HB viral infection is the major vaccine-preventable health hazard for OHCP. The virus is transmitted primarily through contact with blood and OPIM (also sexual contact and perinatal exposure). Acute infection is characterized by anorexia, nausea, vomiting, malaise, and fever. After 3 to 10 days, the urine darkens. Jaundice, if present, usually peaks in 1-2 weeks and fades during a 2- to 4-week recovery phase. Following acute infection, up to 10% of those infected become chronic carriers. They may be asymptomatic or develop chronic active hepatitis, cirrhosis, and primary hepatocellular carcinoma.11,12
Active Immunization: HBV Vaccines4-6
It is mandated that all OHCP be vaccinated against the HBV. Among OHCP, the risks for percutaneous and permucosal exposures to blood vary during training and work career of each person, but the risks are highest during the professional training period. Therefore, vaccination should be completed during training. Those who decline the hepatitis B vaccination series must sign a copy of the Mandatory Hepatitis B Vaccination Declination Form (Box 3).5
I understand that due to my occupational exposure to blood or other potentially infectious materials I may be at risk of acquiring Hepatitis B virus (HBV) infection. I have been given the opportunity to be vaccinated with Hepatitis B vaccine, at no charge to myself. However, I decline Hepatitis B vaccination at this time. I understand that by declining this vaccine, I continue to be at risk of acquiring Hepatitis B, a serious disease. If in the future I continue to have occupational exposure to blood or other potentially infectious materials and I want to be vaccinated with Hepatitis B vaccine, I can receive the vaccination series at no charge to me.
Hepatitis B vaccines (Table 1) contain hepatitis B surface antigen (HBsAg) protein grown in baker’s yeast using recombinant DNA technology. It is subsequently purified and adsorbed to aluminum hydroxide. Primary immunization with hepatitis B vaccine consists of three IM doses. The deltoid muscle is the preferred site because injections given into the buttocks yield lower seroconversion rates.13
Postexposure concurrently with HBIG (see below)
|3 IM doses at 0, 1, and 6 months||Pain at injection site (most common); fever; anaphylaxis in persons with history of allergic reaction to baker’s yeast.|
While pre-vaccination serologic screening for previous HBV infection is not indicated for persons being vaccinated because of occupational risk, post-vaccination confirmation of seroconversion is strongly recommended 1-2 months after the 3rd dose (Box 4).

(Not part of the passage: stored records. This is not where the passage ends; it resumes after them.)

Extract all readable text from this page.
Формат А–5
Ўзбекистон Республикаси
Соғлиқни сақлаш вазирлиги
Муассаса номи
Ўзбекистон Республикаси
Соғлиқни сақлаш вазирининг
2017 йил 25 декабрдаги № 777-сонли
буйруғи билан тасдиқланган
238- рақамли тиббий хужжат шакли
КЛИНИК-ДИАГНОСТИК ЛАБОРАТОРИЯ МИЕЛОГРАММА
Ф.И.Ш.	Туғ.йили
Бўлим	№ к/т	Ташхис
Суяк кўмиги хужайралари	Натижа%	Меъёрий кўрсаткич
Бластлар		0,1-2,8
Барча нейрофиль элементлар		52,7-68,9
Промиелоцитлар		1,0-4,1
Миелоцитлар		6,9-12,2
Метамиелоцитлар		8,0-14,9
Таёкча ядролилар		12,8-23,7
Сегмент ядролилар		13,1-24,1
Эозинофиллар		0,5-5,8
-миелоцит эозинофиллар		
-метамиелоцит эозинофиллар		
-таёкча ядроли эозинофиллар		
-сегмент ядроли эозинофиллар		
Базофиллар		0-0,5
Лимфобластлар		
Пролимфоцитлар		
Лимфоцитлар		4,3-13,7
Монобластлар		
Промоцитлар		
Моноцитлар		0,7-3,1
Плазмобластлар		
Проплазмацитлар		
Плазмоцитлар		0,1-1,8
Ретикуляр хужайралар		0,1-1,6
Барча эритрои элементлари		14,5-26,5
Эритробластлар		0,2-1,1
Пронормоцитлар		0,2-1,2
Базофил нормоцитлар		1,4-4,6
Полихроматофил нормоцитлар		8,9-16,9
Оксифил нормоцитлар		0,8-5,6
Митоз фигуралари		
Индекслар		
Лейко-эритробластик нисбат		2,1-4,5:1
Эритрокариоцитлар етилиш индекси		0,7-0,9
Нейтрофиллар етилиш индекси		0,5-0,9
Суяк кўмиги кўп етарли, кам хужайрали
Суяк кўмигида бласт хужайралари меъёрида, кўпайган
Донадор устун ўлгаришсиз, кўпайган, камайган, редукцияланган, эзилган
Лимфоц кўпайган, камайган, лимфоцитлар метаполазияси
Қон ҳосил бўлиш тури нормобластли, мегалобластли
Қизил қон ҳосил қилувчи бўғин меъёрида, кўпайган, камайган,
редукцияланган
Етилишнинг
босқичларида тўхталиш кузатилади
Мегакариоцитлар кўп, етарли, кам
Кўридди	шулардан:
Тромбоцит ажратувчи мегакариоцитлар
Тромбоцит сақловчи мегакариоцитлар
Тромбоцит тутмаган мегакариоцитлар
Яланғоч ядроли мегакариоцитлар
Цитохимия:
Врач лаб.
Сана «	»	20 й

It is well-established that over time the HBsAb titer falls, often below the currently accepted threshold value of 10 mIU/mL. However, there is no evidence that vaccinated persons lose their immunity simply because the anti-HBsAb titer drops below the arbitrary threshold. Currently, the U.S. Public Health Service does not recommend routine booster doses of the hepatitis B vaccine.14
OHCP who either declined vaccination or failed to seroconvert are at risk of HBV infection. Hepatitis B immune globulin (HBIG), if administered within 1 week of exposure (ideally within 24 hours), is 75% effective in preventing infection. In addition to HBIG prophylaxis, a complete series of the vaccine should also be offered to those who in the past declined the vaccine. If the person chooses not to take the vaccine, a second dose for HBIG should be administered 30 days after the first dose.